La comunicazione data dal presidente Matteo Frulio in occasione del Consiglio di Municipio. Il caso di via Beato Martino da Pegli sollevato dalla consigliera Lorella Fontana, mentre la consigliera Fulvia Musso si è concentrata su Ca’ Nuova

Un autobus transita nella stretta via Beato Martino da Pegli

Un autobus transita nella stretta via Beato Martino da Pegli

Il Municipio VII Ponente preme l’acceleratore… sul tema della sicurezza stradale e, in particolare, sulla necessità che le vie delle delegazioni siano protette e preservate il più possibile da chi viaggia ad alta velocità, a tutela dei pedoni. 

È con questo intento che, nelle scorse settimane, il presidente Matteo Frulio ha trasmesso agli uffici della Direzione Mobilità del Comune di Genova, coordinati dall’assessore Emilio Robotti, un elenco di strade del Ponente laddove si ritiene necessario installare dissuasori di velocità. 

Il presidente Frulio ha risposto a una precisa richiesta da parte della Civica amministrazione che, in questo senso, intende migliorare notevolmente la sicurezza delle strade cittadine. L’elenco è stato stilato anche sulla base delle segnalazioni ricevute dai consiglieri, sia di maggioranza che di minoranza, dai comitati di quartiere e dai cittadini. 

Frulio ha comunicato la lista trasmessa al Comune di Genova in occasione del Consiglio di Municipio svoltosi ieri pomeriggio e, nello specifico, rispondendo a due interrogazioni sul tema installazione di dissuasori presentate dalla consigliera municipale di Fratelli d’ItaliaFulvia Musso, e dalla consigliera municipale della LegaLorella Fontana. La prima si è concentrata sulla necessità di sistemi di limitazione della velocità nel quartiere di Ca’ Nuova, mentre la seconda ha trattato il caso specifico di via Beato Martino da Pegli, dove la problematica della sicurezza è di antichissima data. 
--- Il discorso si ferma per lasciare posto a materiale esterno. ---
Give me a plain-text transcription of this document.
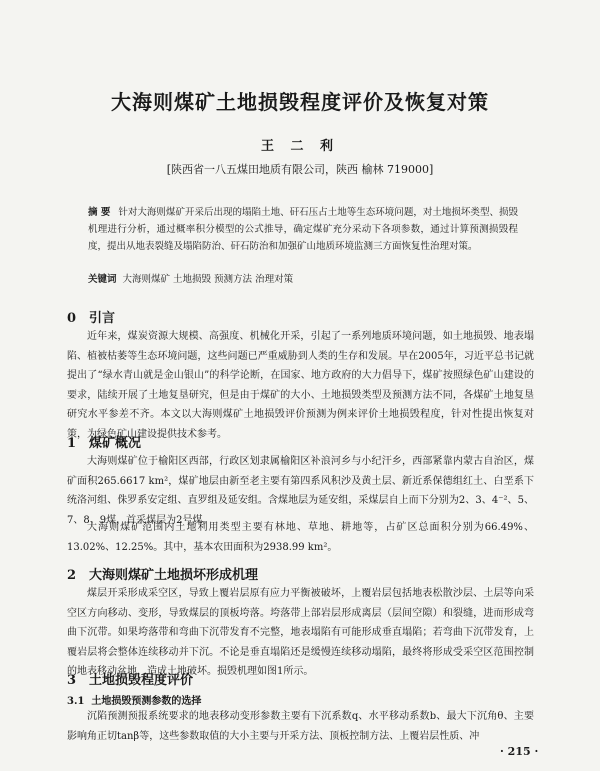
大海则煤矿土地损毁程度评价及恢复对策
王 二 利
[陕西省一八五煤田地质有限公司，陕西 榆林 719000]
摘 要 针对大海则煤矿开采后出现的塌陷土地、矸石压占土地等生态环境问题，对土地损坏类型、损毁机理进行分析，通过概率积分模型的公式推导，确定煤矿充分采动下各项参数，通过计算预测损毁程度，提出从地表裂缝及塌陷防治、矸石防治和加强矿山地质环境监测三方面恢复性治理对策。
关键词 大海则煤矿 土地损毁 预测方法 治理对策
0 引言
近年来，煤炭资源大规模、高强度、机械化开采，引起了一系列地质环境问题，如土地损毁、地表塌陷、植被枯萎等生态环境问题，这些问题已严重威胁到人类的生存和发展。早在2005年，习近平总书记就提出了“绿水青山就是金山银山”的科学论断，在国家、地方政府的大力倡导下，煤矿按照绿色矿山建设的要求，陆续开展了土地复垦研究，但是由于煤矿的大小、土地损毁类型及预测方法不同，各煤矿土地复垦研究水平参差不齐。本文以大海则煤矿土地损毁评价预测为例来评价土地损毁程度，针对性提出恢复对策，为绿色矿山建设提供技术参考。
1 煤矿概况
大海则煤矿位于榆阳区西部，行政区划隶属榆阳区补浪河乡与小纪汗乡，西部紧靠内蒙古自治区，煤矿面积265.6617 km²，煤矿地层由新至老主要有第四系风积沙及黄土层、新近系保德组红土、白垩系下统洛河组、侏罗系安定组、直罗组及延安组。含煤地层为延安组，采煤层自上而下分别为2、3、4⁻²、5、7、8、9煤，首采煤层为2号煤。
大海则煤矿范围内土地利用类型主要有林地、草地、耕地等，占矿区总面积分别为66.49%、13.02%、12.25%。其中，基本农田面积为2938.99 km²。
2 大海则煤矿土地损坏形成机理
煤层开采形成采空区，导致上覆岩层原有应力平衡被破坏，上覆岩层包括地表松散沙层、土层等向采空区方向移动、变形，导致煤层的顶板垮落。垮落带上部岩层形成离层（层间空隙）和裂缝，进而形成弯曲下沉带。如果垮落带和弯曲下沉带发育不完整，地表塌陷有可能形成垂直塌陷；若弯曲下沉带发育，上覆岩层将会整体连续移动并下沉。不论是垂直塌陷还是缓慢连续移动塌陷，最终将形成受采空区范围控制的地表移动盆地，造成土地破坏。损毁机理如图1所示。
3 土地损毁程度评价
3.1 土地损毁预测参数的选择
沉陷预测预报系统要求的地表移动变形参数主要有下沉系数q、水平移动系数b、最大下沉角θ、主要影响角正切tanβ等，这些参数取值的大小主要与开采方法、顶板控制方法、上覆岩层性质、冲
· 215 ·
“Ho fornito questo elenco - dice il presidente del VII Ponente - che comprende: via Buffa nei pressi di Villa Letizia, viale Modugno nei pressi di Villa Rosa, via Camozzini, via delle Fabbriche, via Villini, oltre ai casi segnalati”. Che sono, per l’appunto, via Beato Martino da Pegli, via Martiri della Libertà, via Novella, via Cravasco, via Calamandrei e via Martiri del Turchino. 

Spetterà ora al Comune fissare le modalità di intervento e di eventuale installazione: “Ci saranno - osserva Frulio - sopralluoghi da parte degli uffici tecnici della Mobilità e da parte della Polizia Locale, e poi si procederà con la collocazione, se saranno rilevati tutti gli estremi necessari. Sempre in tema di sicurezza, ho fatto una richiesta, d’intesa con il comandante di sezione della Polizia LocaleGiacomo Maniscalco, e con il suo vice, Giorgio Birtolo, di tornare a istituire nel nostro Municipio, come accadeva una volta, le giornate per la sicurezza stradale, nelle quali coinvolgere soprattutto le nuove generazioni. Mi sembra un momento di formazione molto importante e quanto mai necessario”. 

Sul tema pegliese di via Beato Martino, la consigliera Lorella Fontana ha portato l’istanza relativa “all’installazione di un dissuasore di fronte al civico 7, ovvero in un punto in cui la strada è stretta, non ci sono marciapiedi e le auto, spesso, procedono a velocità troppo elevata”.

Anche prima di quel punto, però, via Beato Martino - va detto - presenta situazioni particolarmente delicate: anzitutto perché è una strada stretta interessata, negli ultimi anni, dal passaggio degli autobus (un tempo non avveniva, poi le linee 189 e 190 sono state obbligate a fare questo percorso a seguito delle limitazioni di carico fissate per il ponte di via de Nicolay), e poi perché in un lato il marciapiede sparisce, ma è proprio il punto in cui si trova la Cappella Doria, frequentata quotidianamente da decine di fedeli. Ecco perché anche qui, o immediatamente prima, un dissuasore sarebbe necessario (o qualsiasi altro sistema per spingere i veicoli a rallentare): un paio di anni fa era stata realizzata anche una raccolta di firme, sull’argomento, ma poi l’invito non è mai stato raccolto dalla precedente amministrazione, in particolare da un assessore pegliese mai dimostratosi sensibile alla questione. Ora, grazie all’impegno della consigliera Fontana, se non altro ci sarà un sopralluogo e sarà quella l’occasione per capire quanto una strada possa essere pericolosa, se non allestita come si deve. Quindi benissimo che si prema l’acceleratore, quando lo si fa per non farlo più premere agli altri.